I can't imagine normal Japanese swarming a supermarket and just carting away stuff right in front of TV cameras and scurrying away. Of course, every culture has its criminal element--even Japan--and they may cause some mischief. However, calamity can often bring out the best in even criminals.
If things ever got so desperate that the contents of some business were needed (and who knows, it might come to that), instead of going in and stealing it themselves, the people would most likely ask the owner or ask the authorities to ask the owner and the owner would likely just donate it all. If the owner couldn't be found, the supplies would be commandeered in some rational, orderly fashion. Probably not dissimilar to what you might see in many tightknit rural communities even in the US still.
Not that anyone has any guns in Japan, but you'll never see any need for merchants on rooftops waving shotguns to scare off looters or armed "neighborhood watches" and checkpoints like in the Cairo uprising.

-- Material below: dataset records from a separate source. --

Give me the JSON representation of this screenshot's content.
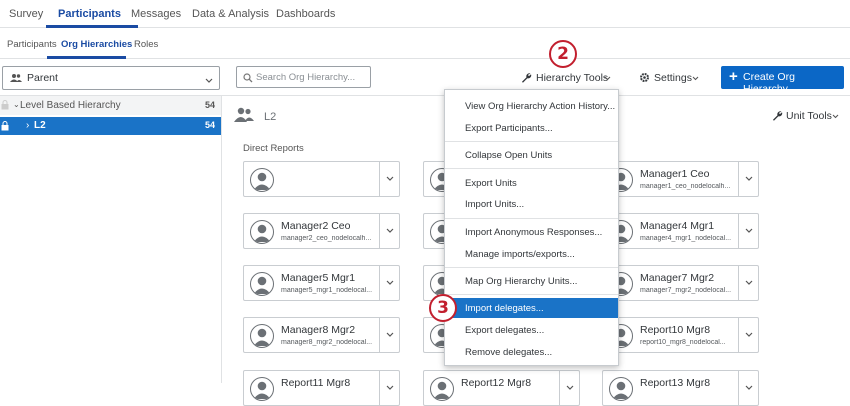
{
  "top_tabs": [
    "Survey",
    "Participants",
    "Messages",
    "Data & Analysis",
    "Dashboards"
  ],
  "sub_tabs": [
    "Participants",
    "Org Hierarchies",
    "Roles"
  ],
  "toolbar": {
    "parent_label": "Parent",
    "search_placeholder": "Search Org Hierarchy...",
    "hierarchy_tools": "Hierarchy Tools",
    "settings": "Settings",
    "create": "Create Org Hierarchy..."
  },
  "tree": [
    {
      "label": "Level Based Hierarchy",
      "count": "54"
    },
    {
      "label": "L2",
      "count": "54"
    }
  ],
  "main": {
    "unit_label": "L2",
    "unit_tools": "Unit Tools",
    "direct_reports": "Direct Reports"
  },
  "cards": [
    {
      "name": "",
      "email": ""
    },
    {
      "name": "",
      "email": ""
    },
    {
      "name": "Manager1 Ceo",
      "email": "manager1_ceo_nodelocalh..."
    },
    {
      "name": "Manager2 Ceo",
      "email": "manager2_ceo_nodelocalh..."
    },
    {
      "name": "",
      "email": ""
    },
    {
      "name": "Manager4 Mgr1",
      "email": "manager4_mgr1_nodelocal..."
    },
    {
      "name": "Manager5 Mgr1",
      "email": "manager5_mgr1_nodelocal..."
    },
    {
      "name": "",
      "email": ""
    },
    {
      "name": "Manager7 Mgr2",
      "email": "manager7_mgr2_nodelocal..."
    },
    {
      "name": "Manager8 Mgr2",
      "email": "manager8_mgr2_nodelocal..."
    },
    {
      "name": "",
      "email": ""
    },
    {
      "name": "Report10 Mgr8",
      "email": "report10_mgr8_nodelocal..."
    },
    {
      "name": "Report11 Mgr8",
      "email": ""
    },
    {
      "name": "Report12 Mgr8",
      "email": ""
    },
    {
      "name": "Report13 Mgr8",
      "email": ""
    }
  ],
  "menu": [
    "View Org Hierarchy Action History...",
    "Export Participants...",
    "Collapse Open Units",
    "Export Units",
    "Import Units...",
    "Import Anonymous Responses...",
    "Manage imports/exports...",
    "Map Org Hierarchy Units...",
    "Import delegates...",
    "Export delegates...",
    "Remove delegates..."
  ],
  "steps": [
    "2",
    "3"
  ],
  "colors": {
    "accent": "#1a4ba3",
    "highlight": "#1a73c7",
    "button": "#0b67c6",
    "step": "#c21f2e"
  }
}
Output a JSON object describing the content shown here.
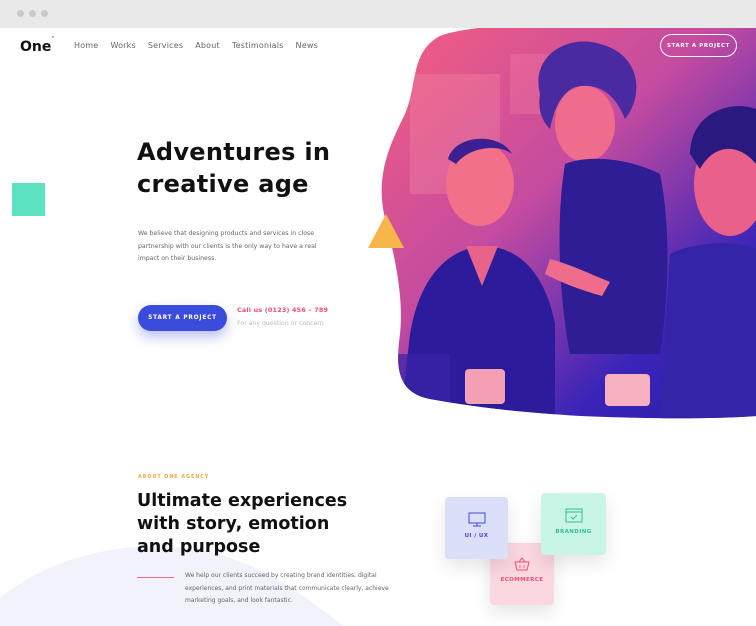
{
  "header": {
    "logo": "One",
    "logo_mark": "•",
    "nav": [
      "Home",
      "Works",
      "Services",
      "About",
      "Testimonials",
      "News"
    ],
    "cta": "START A PROJECT"
  },
  "hero": {
    "title_line1": "Adventures in",
    "title_line2": "creative age",
    "text": "We believe that designing products and services in close partnership with our clients is the only way to have a real impact on their business.",
    "cta": "START A PROJECT",
    "call": "Call us (0123) 456 – 789",
    "call_sub": "For any question or concern"
  },
  "about": {
    "label": "ABOUT ONE AGENCY",
    "title": "Ultimate experiences with story, emotion and purpose",
    "text": "We help our clients succeed by creating brand identities, digital experiences, and print materials that communicate clearly, achieve marketing goals, and look fantastic."
  },
  "services": {
    "uiux": "UI / UX",
    "ecommerce": "ECOMMERCE",
    "branding": "BRANDING"
  },
  "colors": {
    "accent_blue": "#3b4bdb",
    "accent_pink": "#f04e72",
    "accent_green": "#5de3c1",
    "accent_yellow": "#f7b64a"
  },
  "icons": [
    "monitor-icon",
    "basket-icon",
    "browser-check-icon"
  ]
}
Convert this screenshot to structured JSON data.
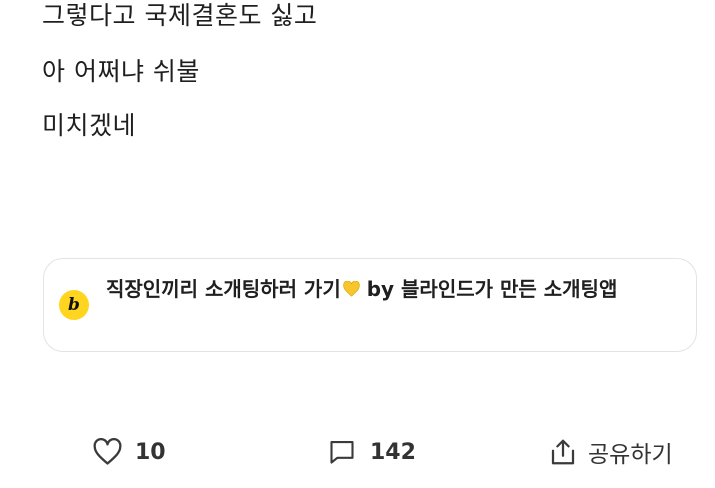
{
  "post": {
    "lines": [
      "그렇다고 국제결혼도 싫고",
      "아 어쩌냐 쉬불",
      "미치겠네"
    ]
  },
  "ad": {
    "logo_letter": "b",
    "text": "직장인끼리 소개팅하러 가기",
    "text_after": " by 블라인드가 만든 소개팅앱",
    "heart_color": "#f7c62f"
  },
  "actions": {
    "like_count": "10",
    "comment_count": "142",
    "share_label": "공유하기"
  }
}
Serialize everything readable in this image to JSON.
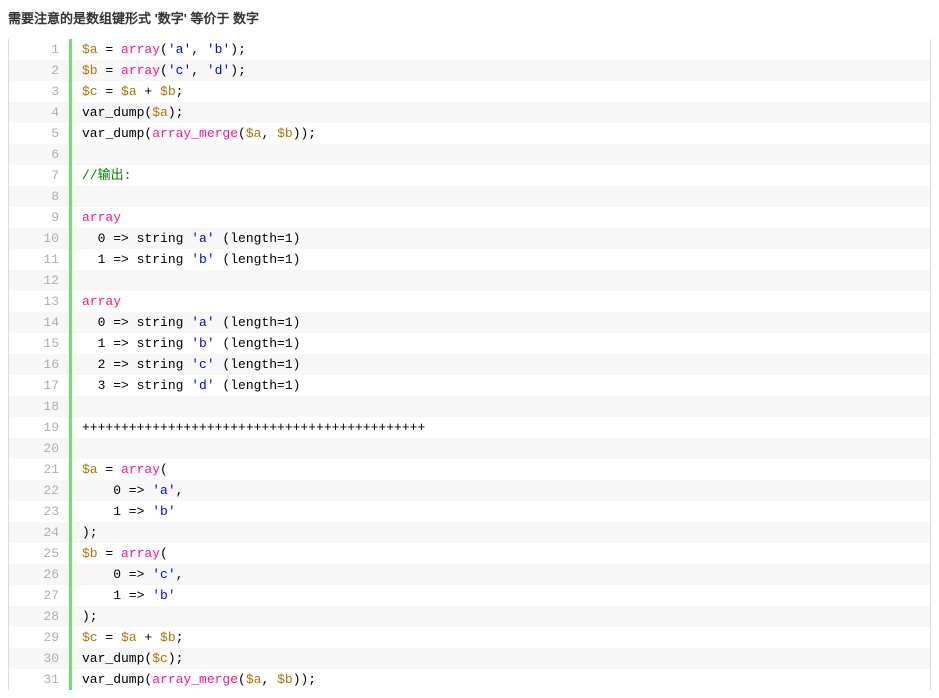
{
  "title": "需要注意的是数组键形式 '数字' 等价于 数字",
  "lines": [
    {
      "n": 1,
      "tokens": [
        {
          "c": "var",
          "t": "$a"
        },
        {
          "c": "plain",
          "t": " = "
        },
        {
          "c": "fn",
          "t": "array"
        },
        {
          "c": "plain",
          "t": "("
        },
        {
          "c": "str",
          "t": "'a'"
        },
        {
          "c": "plain",
          "t": ", "
        },
        {
          "c": "str",
          "t": "'b'"
        },
        {
          "c": "plain",
          "t": ");"
        }
      ]
    },
    {
      "n": 2,
      "tokens": [
        {
          "c": "var",
          "t": "$b"
        },
        {
          "c": "plain",
          "t": " = "
        },
        {
          "c": "fn",
          "t": "array"
        },
        {
          "c": "plain",
          "t": "("
        },
        {
          "c": "str",
          "t": "'c'"
        },
        {
          "c": "plain",
          "t": ", "
        },
        {
          "c": "str",
          "t": "'d'"
        },
        {
          "c": "plain",
          "t": ");"
        }
      ]
    },
    {
      "n": 3,
      "tokens": [
        {
          "c": "var",
          "t": "$c"
        },
        {
          "c": "plain",
          "t": " = "
        },
        {
          "c": "var",
          "t": "$a"
        },
        {
          "c": "plain",
          "t": " + "
        },
        {
          "c": "var",
          "t": "$b"
        },
        {
          "c": "plain",
          "t": ";"
        }
      ]
    },
    {
      "n": 4,
      "tokens": [
        {
          "c": "plain",
          "t": "var_dump("
        },
        {
          "c": "var",
          "t": "$a"
        },
        {
          "c": "plain",
          "t": ");"
        }
      ]
    },
    {
      "n": 5,
      "tokens": [
        {
          "c": "plain",
          "t": "var_dump("
        },
        {
          "c": "fn",
          "t": "array_merge"
        },
        {
          "c": "plain",
          "t": "("
        },
        {
          "c": "var",
          "t": "$a"
        },
        {
          "c": "plain",
          "t": ", "
        },
        {
          "c": "var",
          "t": "$b"
        },
        {
          "c": "plain",
          "t": "));"
        }
      ]
    },
    {
      "n": 6,
      "tokens": [
        {
          "c": "plain",
          "t": " "
        }
      ]
    },
    {
      "n": 7,
      "tokens": [
        {
          "c": "com",
          "t": "//输出:"
        }
      ]
    },
    {
      "n": 8,
      "tokens": [
        {
          "c": "plain",
          "t": " "
        }
      ]
    },
    {
      "n": 9,
      "tokens": [
        {
          "c": "fn",
          "t": "array"
        }
      ]
    },
    {
      "n": 10,
      "tokens": [
        {
          "c": "plain",
          "t": "  0 => string "
        },
        {
          "c": "str",
          "t": "'a'"
        },
        {
          "c": "plain",
          "t": " (length=1)"
        }
      ]
    },
    {
      "n": 11,
      "tokens": [
        {
          "c": "plain",
          "t": "  1 => string "
        },
        {
          "c": "str",
          "t": "'b'"
        },
        {
          "c": "plain",
          "t": " (length=1)"
        }
      ]
    },
    {
      "n": 12,
      "tokens": [
        {
          "c": "plain",
          "t": " "
        }
      ]
    },
    {
      "n": 13,
      "tokens": [
        {
          "c": "fn",
          "t": "array"
        }
      ]
    },
    {
      "n": 14,
      "tokens": [
        {
          "c": "plain",
          "t": "  0 => string "
        },
        {
          "c": "str",
          "t": "'a'"
        },
        {
          "c": "plain",
          "t": " (length=1)"
        }
      ]
    },
    {
      "n": 15,
      "tokens": [
        {
          "c": "plain",
          "t": "  1 => string "
        },
        {
          "c": "str",
          "t": "'b'"
        },
        {
          "c": "plain",
          "t": " (length=1)"
        }
      ]
    },
    {
      "n": 16,
      "tokens": [
        {
          "c": "plain",
          "t": "  2 => string "
        },
        {
          "c": "str",
          "t": "'c'"
        },
        {
          "c": "plain",
          "t": " (length=1)"
        }
      ]
    },
    {
      "n": 17,
      "tokens": [
        {
          "c": "plain",
          "t": "  3 => string "
        },
        {
          "c": "str",
          "t": "'d'"
        },
        {
          "c": "plain",
          "t": " (length=1)"
        }
      ]
    },
    {
      "n": 18,
      "tokens": [
        {
          "c": "plain",
          "t": " "
        }
      ]
    },
    {
      "n": 19,
      "tokens": [
        {
          "c": "plain",
          "t": "++++++++++++++++++++++++++++++++++++++++++++"
        }
      ]
    },
    {
      "n": 20,
      "tokens": [
        {
          "c": "plain",
          "t": " "
        }
      ]
    },
    {
      "n": 21,
      "tokens": [
        {
          "c": "var",
          "t": "$a"
        },
        {
          "c": "plain",
          "t": " = "
        },
        {
          "c": "fn",
          "t": "array"
        },
        {
          "c": "plain",
          "t": "("
        }
      ]
    },
    {
      "n": 22,
      "tokens": [
        {
          "c": "plain",
          "t": "    0 => "
        },
        {
          "c": "str",
          "t": "'a'"
        },
        {
          "c": "plain",
          "t": ","
        }
      ]
    },
    {
      "n": 23,
      "tokens": [
        {
          "c": "plain",
          "t": "    1 => "
        },
        {
          "c": "str",
          "t": "'b'"
        }
      ]
    },
    {
      "n": 24,
      "tokens": [
        {
          "c": "plain",
          "t": ");"
        }
      ]
    },
    {
      "n": 25,
      "tokens": [
        {
          "c": "var",
          "t": "$b"
        },
        {
          "c": "plain",
          "t": " = "
        },
        {
          "c": "fn",
          "t": "array"
        },
        {
          "c": "plain",
          "t": "("
        }
      ]
    },
    {
      "n": 26,
      "tokens": [
        {
          "c": "plain",
          "t": "    0 => "
        },
        {
          "c": "str",
          "t": "'c'"
        },
        {
          "c": "plain",
          "t": ","
        }
      ]
    },
    {
      "n": 27,
      "tokens": [
        {
          "c": "plain",
          "t": "    1 => "
        },
        {
          "c": "str",
          "t": "'b'"
        }
      ]
    },
    {
      "n": 28,
      "tokens": [
        {
          "c": "plain",
          "t": ");"
        }
      ]
    },
    {
      "n": 29,
      "tokens": [
        {
          "c": "var",
          "t": "$c"
        },
        {
          "c": "plain",
          "t": " = "
        },
        {
          "c": "var",
          "t": "$a"
        },
        {
          "c": "plain",
          "t": " + "
        },
        {
          "c": "var",
          "t": "$b"
        },
        {
          "c": "plain",
          "t": ";"
        }
      ]
    },
    {
      "n": 30,
      "tokens": [
        {
          "c": "plain",
          "t": "var_dump("
        },
        {
          "c": "var",
          "t": "$c"
        },
        {
          "c": "plain",
          "t": ");"
        }
      ]
    },
    {
      "n": 31,
      "tokens": [
        {
          "c": "plain",
          "t": "var_dump("
        },
        {
          "c": "fn",
          "t": "array_merge"
        },
        {
          "c": "plain",
          "t": "("
        },
        {
          "c": "var",
          "t": "$a"
        },
        {
          "c": "plain",
          "t": ", "
        },
        {
          "c": "var",
          "t": "$b"
        },
        {
          "c": "plain",
          "t": "));"
        }
      ]
    }
  ]
}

That said, there can be a dark side to Japanese, too. I won't go into details since it's apparently not relevant in this situation AFAIK. I just bring it up so people realize that I'm not saying the Japanese are all just angels in human form.
Edit:
Here's a Washington Post article I just read called, "Amid catastrophe, Japan fights mayhem with order."
This description is very illustrative (remember this is IN the disaster area):
At a convenience store in one battered coastal prefecture, a store manager turned to a private electrical generator. When the generator stopped working and the cash register could no longer open, customers who had been waiting in line quietly returned their items to the shelves.